The Defense Digital Service (DDS) and HackerOne have announced the launch of a new bug bounty program, in which participants will attempt to uncover vulnerabilities in the US Army’s digital systems.
Bug bounty competition offers financial rewards for finding security vulnerabilities. so they can be fixed before malicious hackers find them.
This will be the 11th bug bounty program to take place between the DDS and HackerOne, and the third with the US Department of the Army, offering the chance for military and civilian participants to discover vulnerabilities in exchange for monetary rewards.
It will run from January 6 to February 17, 2021, and is named Hack the Army 3.0.
Hackers are being invited to uncover cybersecurity vulnerabilities in the computer systems used by the US military as part of the ‘Hack the Army’ bug county challenge.
Participation is by invitation only to civilian hackers and members of the US military, with bug bounties offered only to civilian hackers when valid security vulnerabilities are found according to the program policy.
The aim is for cybersecurity researchers to uncover and disclose security vulnerabilities in army systems so they can be resolved before they are discovered and exploited by malicious hackers. Civilian hackers who successfully discover valid security bugs could receive a financial reward.

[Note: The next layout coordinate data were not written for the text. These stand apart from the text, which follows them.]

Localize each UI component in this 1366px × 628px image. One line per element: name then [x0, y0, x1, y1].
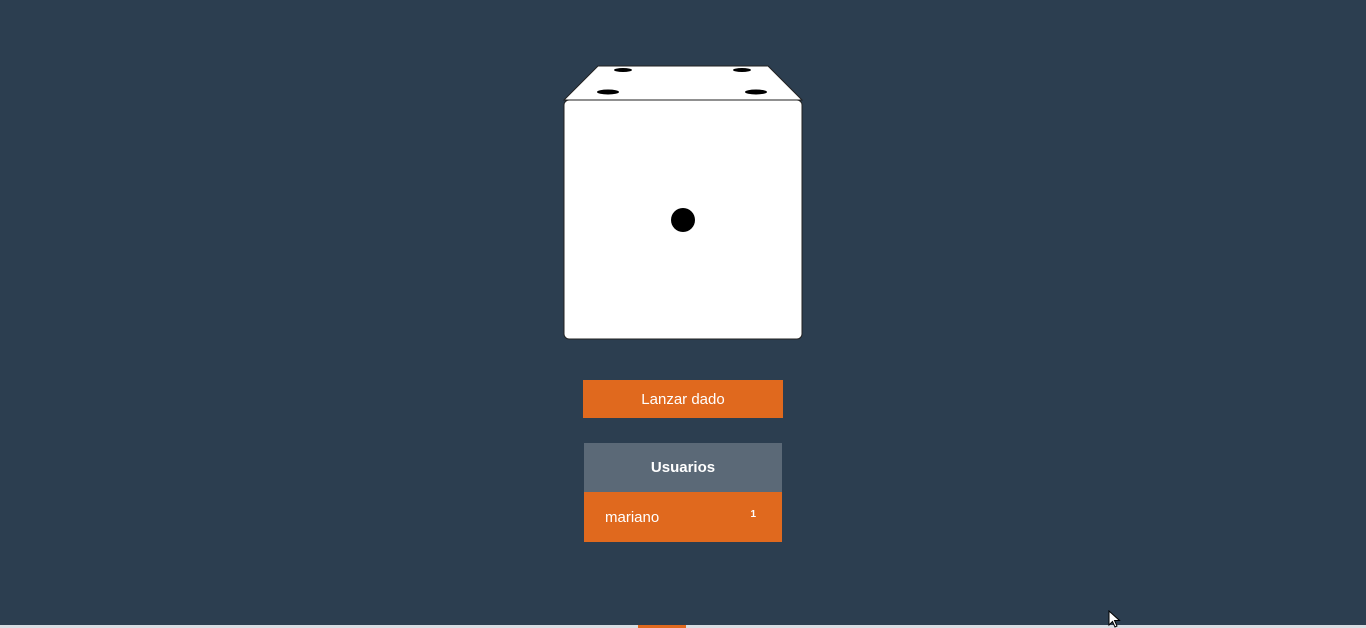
dice-top-pip: [597, 89, 619, 95]
users-panel: Usuarios mariano 1: [584, 443, 782, 542]
user-list-item[interactable]: mariano 1: [584, 492, 782, 542]
dice-top-pip: [733, 68, 751, 72]
dice-front-pip: [671, 208, 695, 232]
user-score: 1: [750, 509, 756, 520]
game-stage: Lanzar dado Usuarios mariano 1: [0, 0, 1366, 628]
users-panel-title: Usuarios: [584, 443, 782, 492]
dice-top-pip: [745, 89, 767, 95]
roll-dice-button[interactable]: Lanzar dado: [583, 380, 783, 418]
dice[interactable]: [562, 64, 804, 342]
dice-top-pip: [614, 68, 632, 72]
mouse-cursor-icon: [1108, 610, 1121, 628]
dice-graphic: [562, 65, 804, 340]
user-name: mariano: [605, 508, 660, 526]
dice-top-face: [562, 65, 804, 101]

“Bug bounty programs are a unique and effective force multiplier for safeguarding critical Army networks, systems and data, and build on the efforts of our Army and DoD security professionals,” said Brigadier General Adam C. Volant, U.S. Army Cyber Command Director of Operations.
“By crowdsourcing solutions with the help of the world’s best military and civilian ethical hackers, we complement our existing security measures and provide an additional means to identify and fix vulnerabilities. Hack the Army 3.0 builds upon the successes and lessons of our prior bug bounty programs,” he added.
“We are proud of our continued partnership with the Army to challenge the status quo in strengthening the security of military systems and shifting government culture by engaging ethical hackers to address vulnerabilities,” said Brett Goldstein, director of the Defense Digital Service.
DDS has made extensive use of bug bounty challenges of this nature to improve the security systems of US government departments.
Since Hack the Pentagon was launched back in 2016, it has executed 14 public bounties on external-facing websites and applications in addition to 10 private bounties on sensitive internal systems in the US Department of Defense. These include Hack the Pentagon, Hack the Defense Travel System, and Hack the Air Force.